第73話 とばっちり

 天獄杯選考会も無事に終わった。あーちゃん達が代表PTになり、あーちゃんが個人戦代表という結果に終わった。レナちゃんも矢車さんが相手じゃなきゃ行けてたかもしれないが…まぁあれは普通に無理だろう。火だるまになっても怯まないってやばすぎじゃない?もしかしてそういった訓練もしてるのか?生き埋めとか水攻めとか…万生教ならあり得るな…天獄郷襲撃した時に初手帝級を使って正解だったな。下手すりゃ反撃喰らって醜態を晒していた可能性がある。


 しかしレナちゃんがああいった形で欠陥魔法剣を活かすとはね。刀身が燃え尽きて炎が拡散したから矢車さんは火達磨で済んだんだろうが、燃え尽きてなかったらどうなってたんだろう。鍔迫り合いで炙るに留まったのか、バーナーみたいに焼き切ったのか…どっちにしろグロすぎる。新手の拷問かな?


 武器を犠牲にして魔法を叩き込む、ね…ん?おいおい…なんてこった…!レナちゃんの使った技、あれはファイナルストライクなのでは!?本家とはちょっと違うが、武器を犠牲にして放つ必殺技という意味では同じようなものだし。あれはファイナルストライクといっていいだろう!


 素晴らしい!まさかファイナルストライク使いが誕生するとは!正直戦闘中に武器を壊すなんて正気を疑うが、複数持ってれば問題ないだろう。そもそも使い捨て前提な所あるしな。銭投げや投げるは自分じゃ使う気はしないけど、レナちゃんが今後もあの自壊戦法を使うつもりなら俺も一肌脱ごうじゃないか!


 となるとそれなりの武器が必要になるか。あーちゃん用とまではいかなくても、それなりに希少な武器でなければファイナルストライクとして相応しく…いや、俺ならともかく、レナちゃん程度なら相応の武器であれば消滅する事もないのでは?つまりレナちゃんなら、最強のサン〇ガ魔法剣二刀流乱れ打ちが可能…!?


 あーちゃんに感謝だな。
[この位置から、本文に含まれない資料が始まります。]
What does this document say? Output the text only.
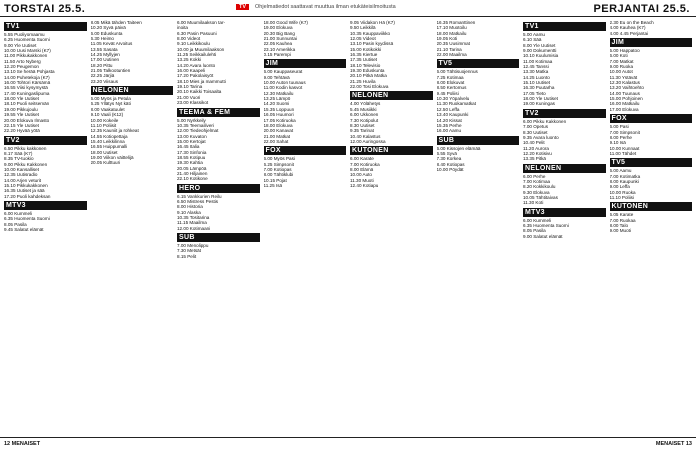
TORSTAI 25.5.	TV	Ohjelmatiedot saattavat muuttua ilman etukäteisilmoitusta	PERJANTAI 25.5.
TV1
5.55 Puoliyomaamu
6.25 Huomenta Suomi
9.00 Yle Uutiset
10.00 Uusi Marski (K7)
11.00 Pikkukakkonen
11.50 Arto Nyberg
12.20 Peugemon
13.10 Se herää Pohjasta
14.00 Puhetekoja (K7)
16.00 Tohtori Kärsämä
16.55 Viisi kysymystä
17.40 Kuningaslipuma
18.00 Yle Uutiset
18.10 Puoli seitsemän
19.00 Pikkujoulu
19.55 Yle Uutiset
20.00 Elokuva Ilmasto
22.15 Yle Uutiset
22.20 Hyvää yötä
TV2
6.50 Pikku kakkonen
8.17 Sää (K7)
8.35 TV-tuokio
9.00 Pikku Kakkonen
10.00 Kansalliset
12.35 Uutisradio
14.00 Arjen veturit
15.10 Pikkukakkonen
16.35 Uutiset ja sää
17.20 Puoli kahdeksan
MTV3
6.00 Kummeli
6.35 Huomenta Suomi
8.05 Pasila
9.45 Salatut elämät
8.05 Mikä tähden Taiteen
10.20 Syvä päivä
6.00 Eduskunta
6.30 Heimo
11.05 Kevät Arvoitus
13.55 Sasata
14.25 Myllyjen
17.00 Uutinen
18.20 Pittu
21.05 Talkootuntien
22.25 Järjiä
23.20 Viisaus
NELONEN
6.00 Myös ja Petula
6.25 Yllätys Nyt käti
8.00 Vaakatuulet
9.10 Vaali (K12)
10.00 Kokeile
11.10 Poliisit
12.35 Kauniit ja rohkeat
14.55 Kotiopettaja
15.40 Leikkilinna
16.55 Huippumalli
18.00 Uutiset
19.00 Viikon väittelijä
20.05 Kulttuuri
6.00 Muumilaakson tar-
inoita
6.30 Pasin Pasuuni
8.00 Videot
9.10 Leikkikoulu
10.00 ja Muumilaakson
11.25 Seikkailulehti
13.25 Kokki
14.20 Avara luonto
16.00 Kaapeli
17.20 Pakolaisyöt
18.10 Mies ja mammutti
19.10 Tarina
20.10 Kaikki Toisaalta
21.00 Vuori
23.00 Klassikot
TEEMA & FEM
5.00 Nyrkkeily
10.35 Teemailiveri
12.00 Tiedeohjelmat
13.00 Kuvaton
15.00 Kertojat
16.45 Italia
17.30 Sinfonia
18.55 Kotipuu
19.30 Kahtia
20.05 Lämpöä
21.40 Hiljainen
22.10 Kotikone
HERO
6.15 Vankkurien Reilu
6.50 Mistress Pestis
8.00 Historia
9.10 Alaska
10.35 Tositarina
11.15 Maailma
12.00 Kotimaani
SUB
7.00 Menolippu
7.30 Metsät
8.15 Pelit
18.00 Good Wife (K7)
19.00 Elokuva
20.30 Big Bang
21.00 Sunnuntai
22.05 Kauhea
23.10 Amerikka
0.15 Parempi
JIM
6.00 Kauppaseurat
9.00 Tehtävä
10.00 Auton tuunaus
11.00 Kodin kasvot
12.30 Matkailu
13.25 Lämpö
14.20 Suomi
15.35 Loppuun
16.05 Huumori
17.05 Kotiruoka
18.00 Elokuva
20.00 Kanavat
21.00 Matkat
22.00 Sahat
FOX
6.00 Myös Pasi
6.25 Simpsonit
7.00 Kotiopas
8.00 Tähtiklubi
10.15 Pojat
11.25 Isä
9.05 Viidakon Hä (K7)
9.50 Leikkilä
10.35 Kauppaviikko
12.05 Videot
13.10 Pasin kyydissä
15.00 Kotikokki
16.35 Kiertue
17.35 Uutiset
18.10 Televisio
19.30 Eduskunta
20.10 Pitkä Matka
21.25 Huvila
22.00 Tosi Elokuva
NELONEN
4.00 Yölähetys
5.45 Musiikki
6.00 Ukkonen
7.30 Kotipolut
8.30 Uutiset
9.35 Tarinat
10.40 Kalastus
12.00 Auringossa
KUTONEN
6.00 Karate
7.00 Kotiruoka
8.00 Elämä
10.00 Auto
11.30 Muoti
12.40 Kotiapu
16.35 Romanttinen
17.10 Muotoilu
18.00 Matkailu
19.05 Koti
20.35 Uusimmat
21.10 Tarina
22.00 Maailma
TV5
6.00 Tähtisuojennus
7.25 Kotimaa
8.00 Elokuvat
8.50 Kertomus
9.45 Poliisi
10.30 Yöpalvelu
11.30 Ruokamatkat
12.50 Leffa
13.40 Kaupunki
14.20 Kissat
15.35 Perhe
16.00 Aamu
SUB
6.00 Kissojen elämää
6.55 Syvä
7.30 Korkea
8.40 Kotiopas
10.00 Pöydät
TV1
5.00 Aamu
6.10 Sää
8.00 Yle Uutiset
9.00 Dokumentti
10.10 Kuulumisia
11.00 Kotimaa
12.45 Tanssi
13.30 Matka
14.25 Luonto
15.10 Uutiset
16.30 Puutarha
17.05 Tieto
18.00 Yle Uutiset
19.00 Kuningas
TV2
6.00 Pikku Kakkonen
7.00 Opetus
8.30 Uutiset
9.35 Avara luonto
10.40 Pelit
11.20 Aurora
12.20 Kotisivu
13.35 Pitkä
NELONEN
6.00 Perhe
7.00 Kotimaa
8.20 Kokkikoulu
9.30 Elokuva
10.05 Tähtitaivas
11.30 Koti
MTV3
6.00 Kummeli
6.35 Huomenta Suomi
8.05 Pasila
9.00 Salatut elämät
2.30 Eu on the Beach
4.00 Kauhea (K7)
4.00 4.45 Perjantai
JIM
5.00 Happatoo
6.00 Koti
7.00 Matkat
9.00 Ruoka
10.00 Autot
11.30 Ystävät
12.30 Kalastus
13.20 Vaihtoehto
14.00 Tuunaus
15.00 Pohjoinen
16.00 Matkailu
17.00 Elokuva
FOX
6.00 Pasi
7.00 Simpsonit
8.00 Perhe
9.10 Isä
10.00 Kunnaat
11.00 Tähdet
TV5
6.00 Aamu
7.00 Kotimatka
8.00 Kaupunki
9.00 Leffa
10.00 Ruoka
11.10 Poliisi
KUTONEN
6.05 Karate
7.00 Ruokaa
8.00 Talo
9.00 Muoti
12 MENAISET	MENAISET 13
レナちゃんが助かっていなければ、この世界で見る事は叶わなかったかもしれない。よし!レナちゃんには二刀流になってもらおう。恩着せがましく二刀プレゼントしたら、空気を読んで二刀流の修行をしてくれるに違いない。無常さんにもお願いしておけば大丈夫だろう。そうと決まれば早速武器の用意をせねば!大鎌使いに魔法剣二刀流か。夢が広がるぜ!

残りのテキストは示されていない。